If anything, this failure suggests that contact tracing in this manner simply isn’t an effective tool for preventing a second wave of the virus, though states have many other tools, including widespread testing and quarantining the sick and vulnerable. Instead, the NYT suggests the failure is a “worrisome” sign that “the difficulties in preventing a surge of new cases as states across the country reopen.”

Though contact tracing has worked in the past during outbreaks of tuberculosis and measles, the technique appears to be much less useful when implemented on the scale of the coronavirus, officials are finding. However, other countries have reported more success with these techniques, including China, South Korea and Germany and other countries have set up extensive tracking networks that have helped identify potentially infected individuals before they become seriously symptomatic. 

In South Korea, for example, people at weddings, funerals, karaoke bars, nightclubs and internet-game parlors write down their names and telephone numbers, and the authorities have been able to draw on cellphone location data. Of course, all of this relies on the subjects being willing to give out their information.

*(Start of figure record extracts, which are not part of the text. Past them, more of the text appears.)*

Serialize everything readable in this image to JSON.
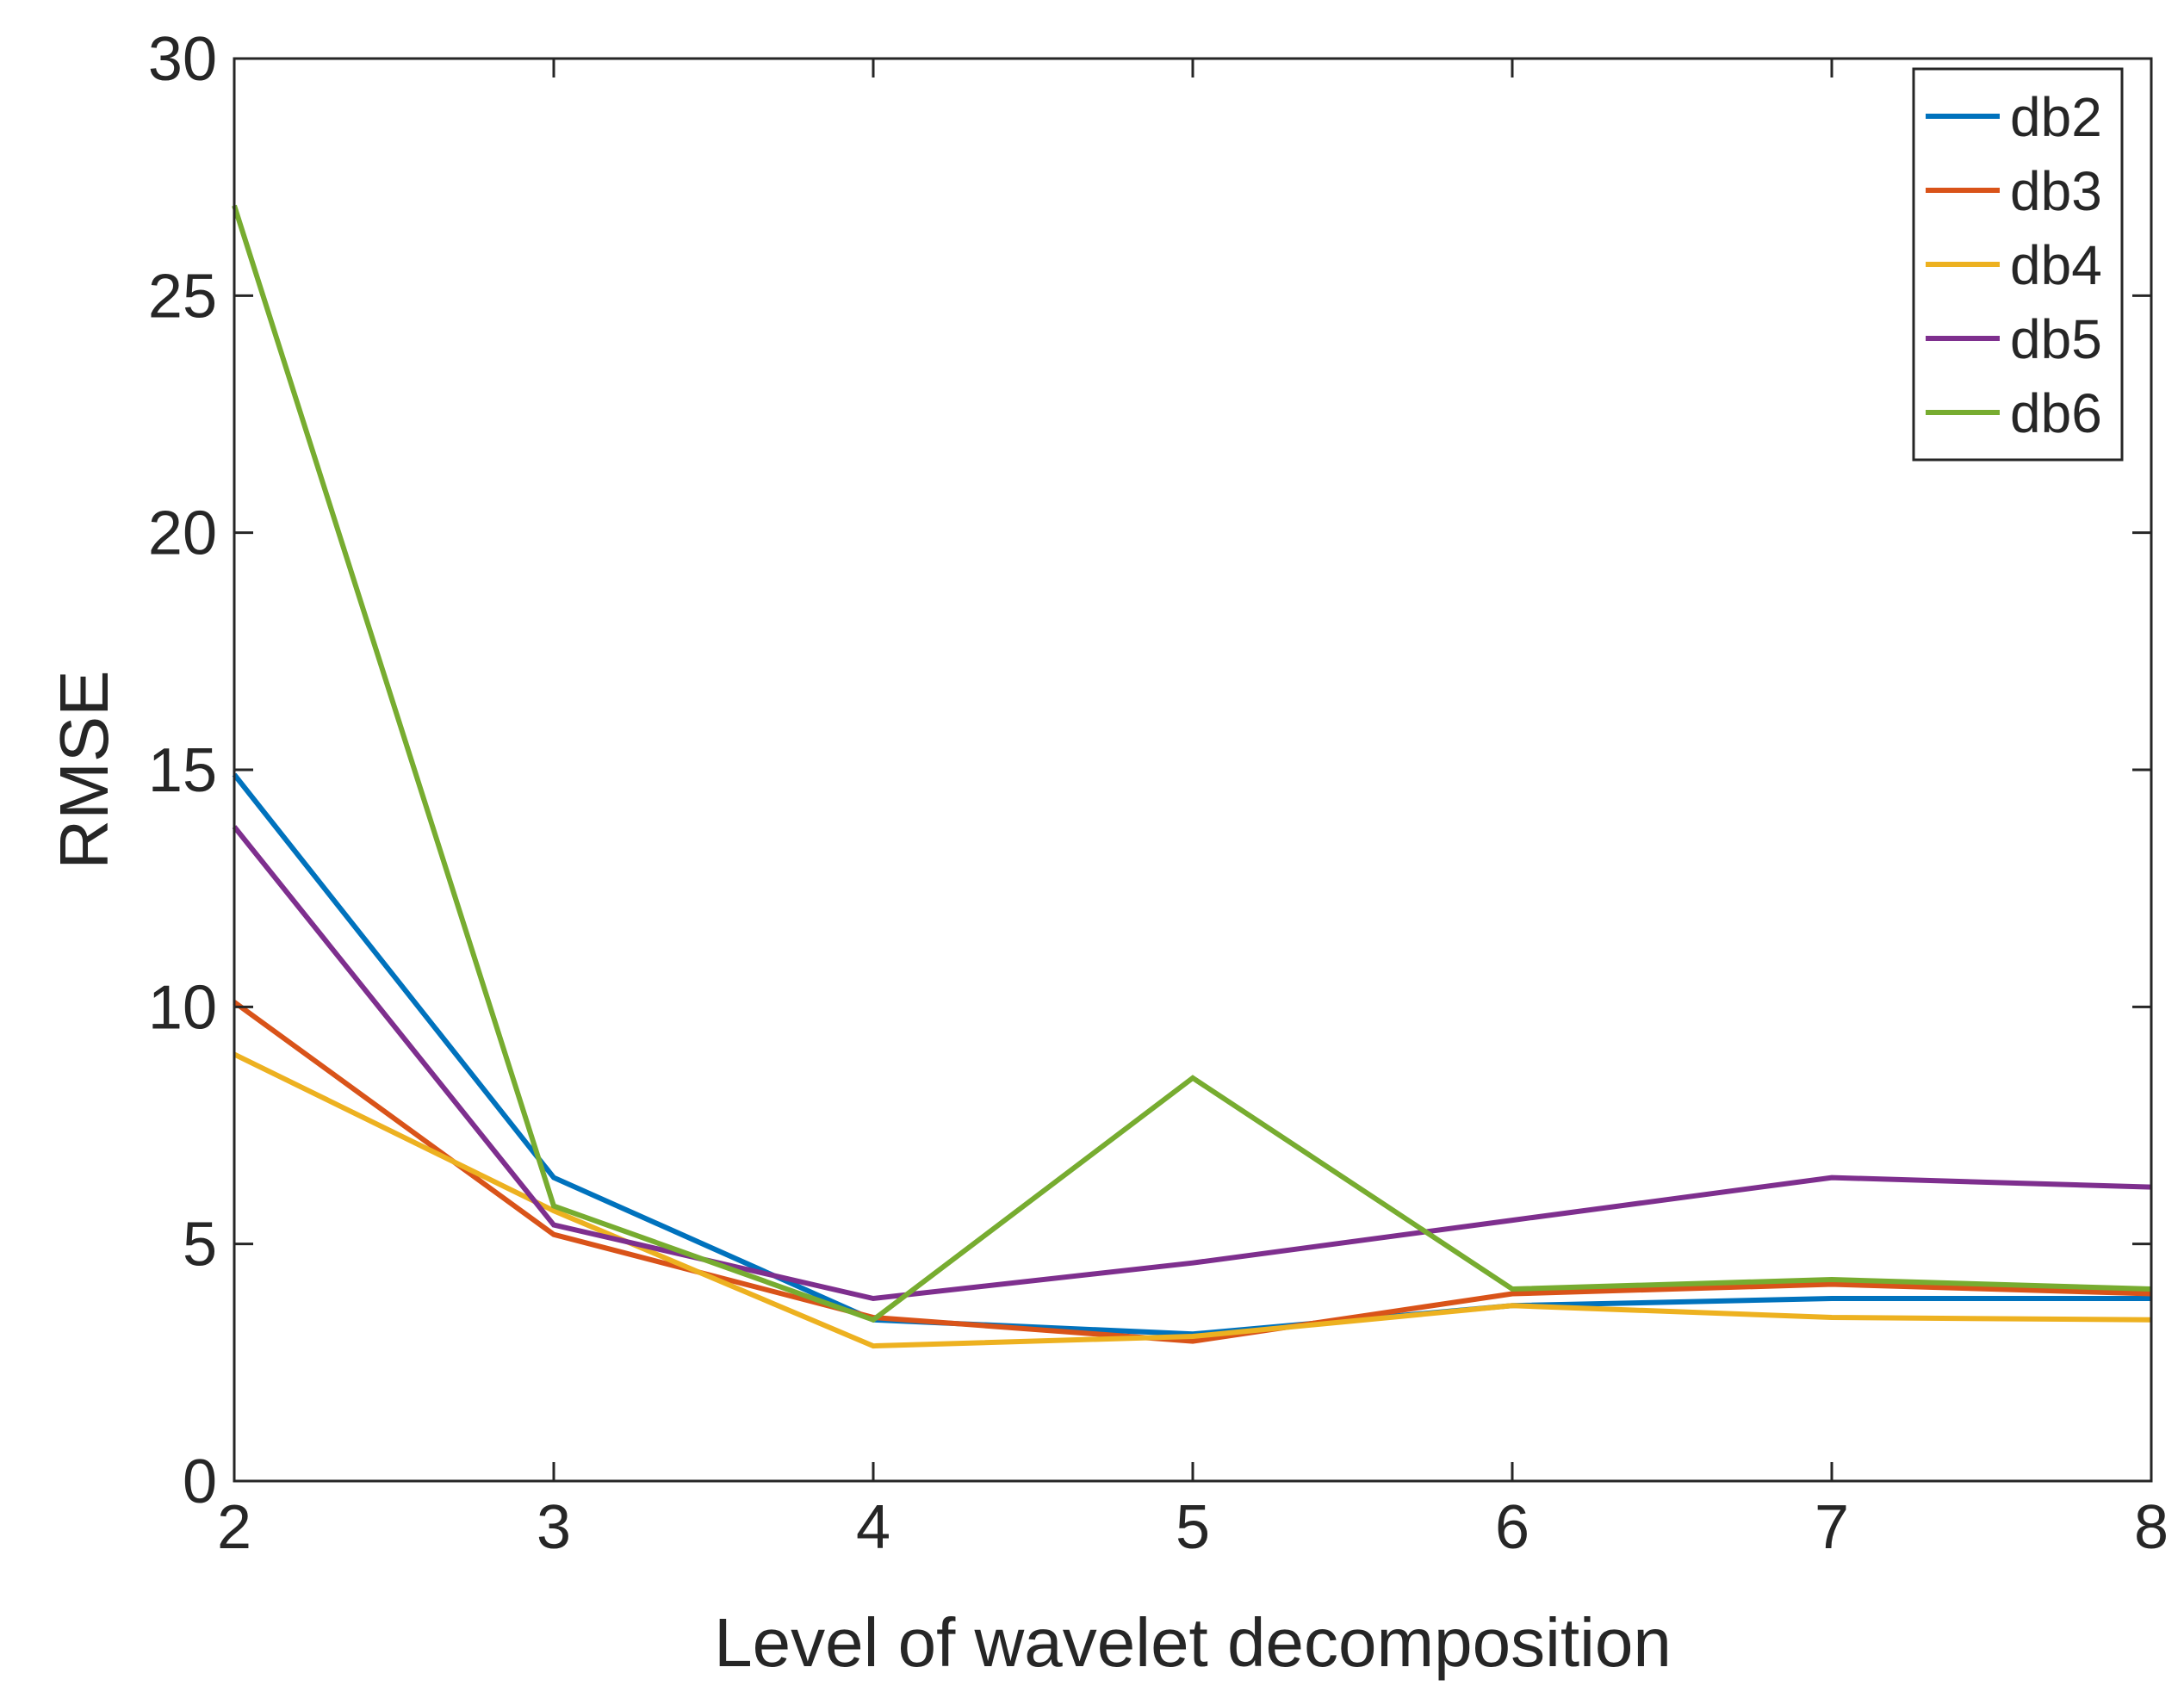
{
  "chart_data": {
    "type": "line",
    "title": "",
    "xlabel": "Level of wavelet decomposition",
    "ylabel": "RMSE",
    "x": [
      2,
      3,
      4,
      5,
      6,
      7,
      8
    ],
    "xlim": [
      2,
      8
    ],
    "ylim": [
      0,
      30
    ],
    "xticks": [
      "2",
      "3",
      "4",
      "5",
      "6",
      "7",
      "8"
    ],
    "yticks": [
      "0",
      "5",
      "10",
      "15",
      "20",
      "25",
      "30"
    ],
    "grid": false,
    "legend_position": "top-right",
    "series": [
      {
        "name": "db2",
        "color": "#0072BD",
        "values": [
          14.9,
          6.4,
          3.4,
          3.1,
          3.7,
          3.85,
          3.85
        ]
      },
      {
        "name": "db3",
        "color": "#D95319",
        "values": [
          10.1,
          5.2,
          3.45,
          2.95,
          3.95,
          4.15,
          3.95
        ]
      },
      {
        "name": "db4",
        "color": "#EDB120",
        "values": [
          9.0,
          5.7,
          2.85,
          3.05,
          3.7,
          3.45,
          3.4
        ]
      },
      {
        "name": "db5",
        "color": "#7E2F8E",
        "values": [
          13.8,
          5.4,
          3.85,
          4.6,
          5.5,
          6.4,
          6.2
        ]
      },
      {
        "name": "db6",
        "color": "#77AC30",
        "values": [
          26.9,
          5.8,
          3.4,
          8.5,
          4.05,
          4.25,
          4.05
        ]
      }
    ]
  }
}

But when American tech behemoths instead decide to surreptitiously install tracking apps without the direct consent of the user, well, let’s just say it doesn’t exactly help establish the trust and confidence that’s critical for these programs to work.

One of the program’s leaders told the NYT that while things are getting off to a less-than-ideal start, there are signs that NYC’s program could help prevent another outbreak. For example, at least most of the patients who are being contacted are at least answering the phones.

Dr. Ted Long, head of New York City’s new Test and Trace Corps, insisted that the program was going well, but acknowledged that many people who tested positive had failed to provide information over the phone to the contact tracers, or left interviews before being asked. Others told the tracers they had been only at home and had not put others at risk, and then did not name family members.

Dr. Long said one encouraging sign was that nearly all the people for whom the city had numbers at least answered the phone. He added that he believed that the tracers would be more successful when they start going to people’s homes in the next week or two, rather than just relying on communication over the phone.

The NYT then spent most of the piece focusing on individual contact tracers from minority backgrounds who had been assigned to canvass patients in more ‘economically disadvantaged’ neighborhoods.

But another expert quoted by the NYT pointed out that Mayor de Blasio’s decision to establish the corp of contact tracers outside the City Department of Public Health would  ensure that all the contact tracers lack the experience for this type of work.

Dr. Halkitis at Rutgers said he thought the low cooperation rate was likely due to several factors, including the inexperience of the tracers; widespread reluctance among Americans to share personal information with the government; and Mayor de Blasio’s decision to shift the program away from the city’s Department of Health.

“You have taken it away from the people who actually know how to do it,” he said. “The D.O.H. people, they are skilled. They know this stuff.”